I have been playing around with some of the event log Win32 APIs to try to write a little app that would mine this data to make it easier for us to gather data from customers who are hitting this. So far I have figured out how to create a copy of the application event log and zip it to send in email. I also figured out how to parse the application event log and find all of the entries where the source is MsiInstaller. The thing I've been having trouble with is converting the warnings into readable strings. The warnings are strings loaded from msi.dll that have tokens (%1, %2, etc) to replace, and I haven't figured out yet how to pull the tokens out of the event log entry and plug them into the string I load from msi.dll. So if anyone has any pointers or sample code for manipulating event logs, I'd appreciate it....

TargetInvocationException

This error is something new with this round of service packs (1.0 SP3 and 1.1 SP1). The wrapper EXE for the .NET Framework service packs is new compared to 1.0 SP2, and it is written in managed code this time around. Because of that, if there is something broken in the version of the .NET Framework on the machine, it may fail. From what I have heard so far, a major cause of this error is applying a previous service pack or QFE for the .NET Framework and then attempting to install 1.0 SP3 / 1.1 SP1 without a reboot in between (because the previous SP or QFE may need to update in-use assemblies and be unable to do so without a reboot). So, the first thing to try to workaround this issue is to reboot and re-run the service pack.

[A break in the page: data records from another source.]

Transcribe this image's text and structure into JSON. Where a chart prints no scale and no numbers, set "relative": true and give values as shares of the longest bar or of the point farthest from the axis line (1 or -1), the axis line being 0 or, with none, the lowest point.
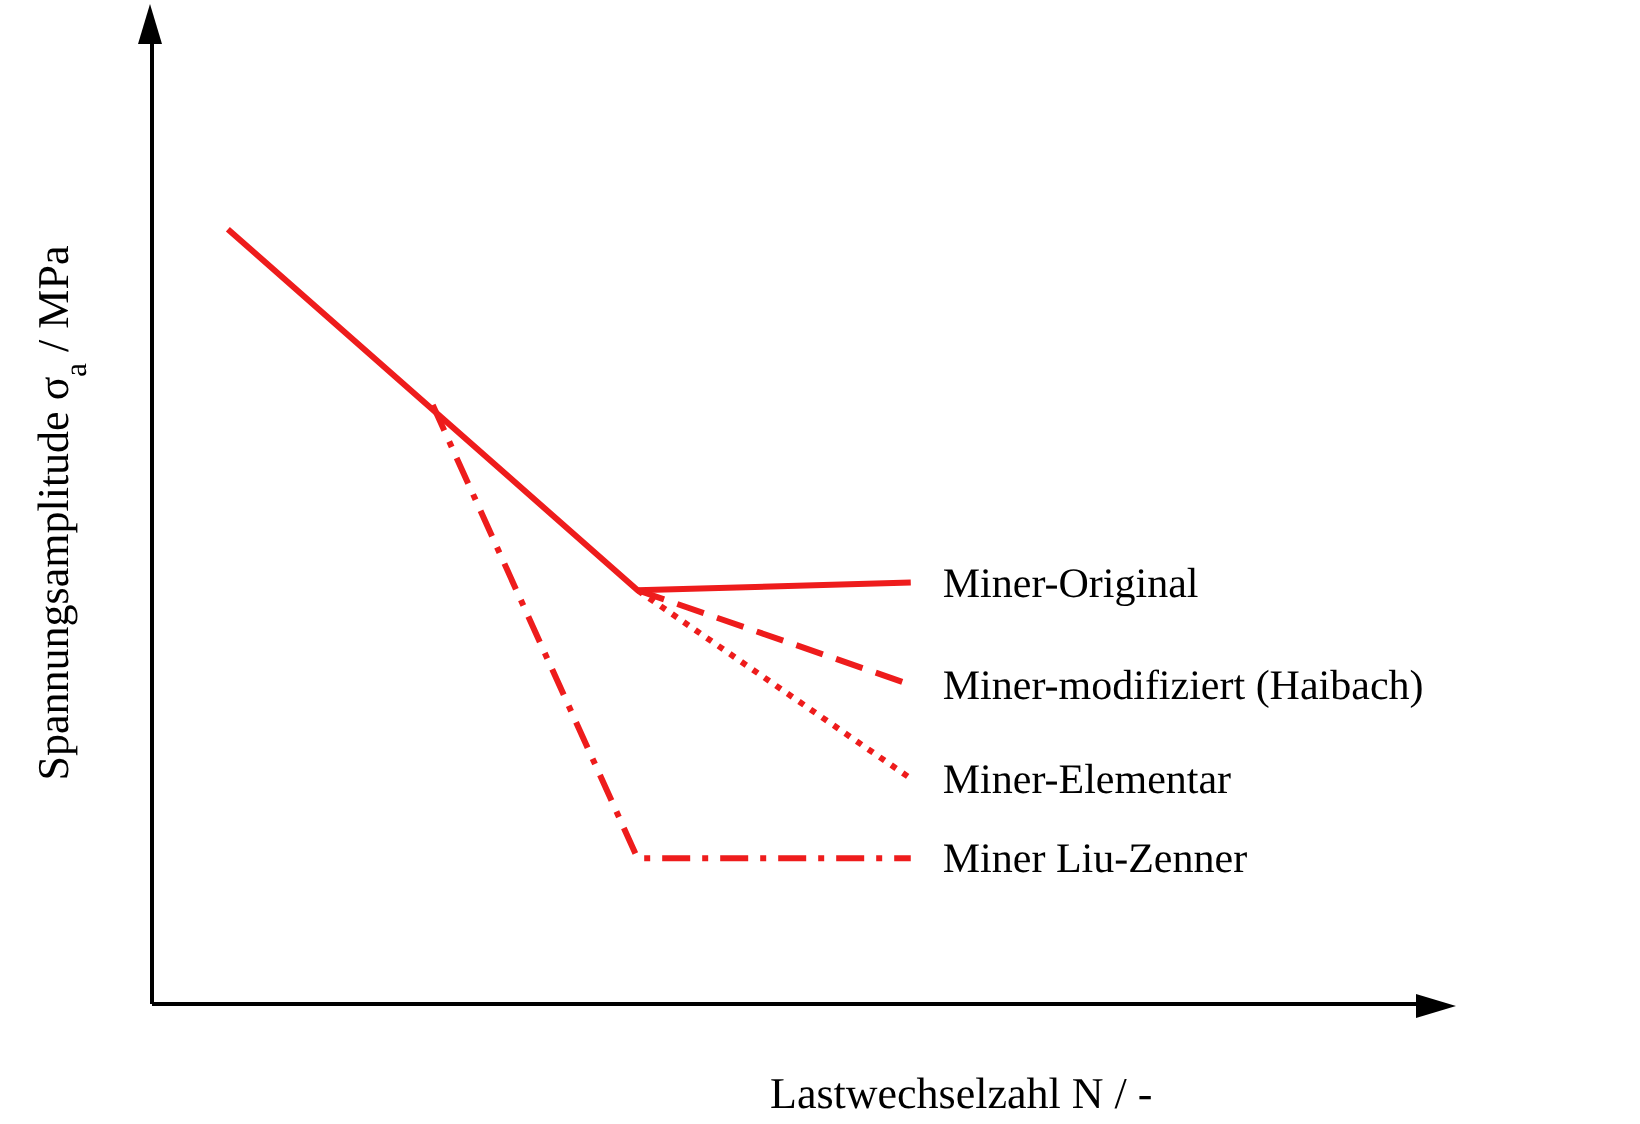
{
  "chart_data": {
    "type": "line",
    "relative": true,
    "xlabel": "Lastwechselzahl   N   /   -",
    "ylabel": "Spannungsamplitude   σ$_{a}$   /   MPa",
    "legend": false,
    "grid": false,
    "marker": "none",
    "categories": [
      null,
      null,
      null,
      null,
      null,
      null,
      null,
      null,
      null,
      null,
      null
    ],
    "series": [
      {
        "name": "Miner-Original",
        "color": "#ee1c1c",
        "line_style": "solid",
        "values": [
          1,
          null,
          null,
          null,
          null,
          null,
          0.534,
          null,
          null,
          null,
          0.544
        ]
      },
      {
        "name": "Miner-modifiziert (Haibach)",
        "color": "#ee1c1c",
        "line_style": "dashed",
        "values": [
          null,
          null,
          null,
          null,
          null,
          null,
          0.534,
          null,
          null,
          null,
          0.412
        ]
      },
      {
        "name": "Miner-Elementar",
        "color": "#ee1c1c",
        "line_style": "dotted",
        "values": [
          null,
          null,
          null,
          null,
          null,
          null,
          0.534,
          null,
          null,
          null,
          0.291
        ]
      },
      {
        "name": "Miner Liu-Zenner",
        "color": "#ee1c1c",
        "line_style": "dashdot",
        "values": [
          null,
          null,
          null,
          0.773,
          null,
          null,
          0.188,
          null,
          null,
          null,
          0.188
        ]
      }
    ]
  }
}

If the reboot does not help, it may help to examine the log file from the service pack wrapper setup. The wrapper creates a log file in the %temp% directory named netfxsl.log. In many cases, the exception occurs before any useful data can be written to the log, but it is good to check just in case. In addition, if you run the wrapper with the switch /l:logfile it will generate a log in the location you specify - but this will not happen if the exception is thrown while the setup package is being extracted. I have not yet encountered a machine that is failing with this error, so I don't know what level of detail is provided by this log file. If anyone gets a chance to try this out, please send me a mail and attach the log file so I could take a look.

As a workaround, I suggest trying to manually extract the setup package on a different machine by running the package with the /Xp:<path>. This will extract the Windows Installer patch package (named *.msp) to the path you specify. Then you can copy that MSP file to the machine where you are seeing the failure and right-click on it and try to install it directly. There will likely be some later failure, but hopefully the error is more easily understandable and diagnosable when that happens. Again, if anyone has a machine in a failing state that they try this on, I would like to know the results.